The Sphaerocarpales and Blasiales, the two orders sister to the rest of the Marchantiophyta [38], both completely lack internal gametophytic ICSs. The Nostoc colonies in Blasiales and hornworts are liquid-filled and open to the surface via pores from their inception [86]. Their development is triggered by the cyanobacteria, and cell expansion and division rather than schizolysis appears to be responsible for their increase in size. Until the composition of the matrix around the cyanobacteria and its origin, from either host or endophyte, have been determined we cannot judge how far these lacunae might be the same as other bryophytic ICSs.

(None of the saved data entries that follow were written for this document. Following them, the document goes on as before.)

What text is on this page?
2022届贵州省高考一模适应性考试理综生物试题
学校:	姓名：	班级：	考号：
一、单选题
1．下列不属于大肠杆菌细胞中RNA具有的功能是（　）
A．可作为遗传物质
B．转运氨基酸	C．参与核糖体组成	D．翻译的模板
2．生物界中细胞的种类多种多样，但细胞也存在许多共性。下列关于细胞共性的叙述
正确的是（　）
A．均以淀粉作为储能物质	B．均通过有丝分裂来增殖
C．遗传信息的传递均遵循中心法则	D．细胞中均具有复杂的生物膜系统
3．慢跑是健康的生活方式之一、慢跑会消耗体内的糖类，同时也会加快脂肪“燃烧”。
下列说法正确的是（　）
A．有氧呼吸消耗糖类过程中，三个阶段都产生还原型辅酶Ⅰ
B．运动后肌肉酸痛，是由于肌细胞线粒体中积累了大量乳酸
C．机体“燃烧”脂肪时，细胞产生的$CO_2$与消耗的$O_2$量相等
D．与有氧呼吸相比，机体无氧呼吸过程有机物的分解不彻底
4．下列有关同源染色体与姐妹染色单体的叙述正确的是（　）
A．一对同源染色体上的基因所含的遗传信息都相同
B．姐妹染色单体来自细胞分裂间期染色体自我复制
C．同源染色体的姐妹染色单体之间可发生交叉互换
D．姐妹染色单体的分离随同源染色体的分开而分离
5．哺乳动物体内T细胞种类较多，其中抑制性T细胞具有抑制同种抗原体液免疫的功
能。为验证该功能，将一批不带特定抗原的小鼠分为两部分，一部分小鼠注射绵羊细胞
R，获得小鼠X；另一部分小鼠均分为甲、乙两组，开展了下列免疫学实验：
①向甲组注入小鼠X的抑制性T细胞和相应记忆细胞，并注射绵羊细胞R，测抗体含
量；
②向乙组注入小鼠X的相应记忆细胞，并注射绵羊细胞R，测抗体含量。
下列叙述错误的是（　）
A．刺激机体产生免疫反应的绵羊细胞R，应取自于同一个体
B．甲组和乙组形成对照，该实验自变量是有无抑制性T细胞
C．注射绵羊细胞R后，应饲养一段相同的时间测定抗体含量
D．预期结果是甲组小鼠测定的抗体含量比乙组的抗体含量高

Although schizolytic processes are involved in setting the initial framework in marchantialean air chambers [22,87], these almost exclusively involve surface cells. The cavernous lumina subsequently produced are almost exclusively the result of cell overgrowth and not cell separation: from the outset the chambers are open to the exterior of the thalli and are gas-filled throughout. However, examination of taxa with several strata of chambers within their thalli in addition to those opening onto the upper surface of the thalli via the pores (Neohodgsonia mirabilis, Athalamia hyalina, Riccia huebeneriana) reveals that some of the lower chambers are liquid-filled, thereby indicating a different and schizolytic origin (figure 2a–c). The occurrence of these large fluid-filled lacunae only in the Neohodgsoniaceae, Cleaveaceae and Ricciaceae, all later divergent lineages than the basal Sphaerocarpales and Blasiales [38], is perhaps indicative of separate evolution.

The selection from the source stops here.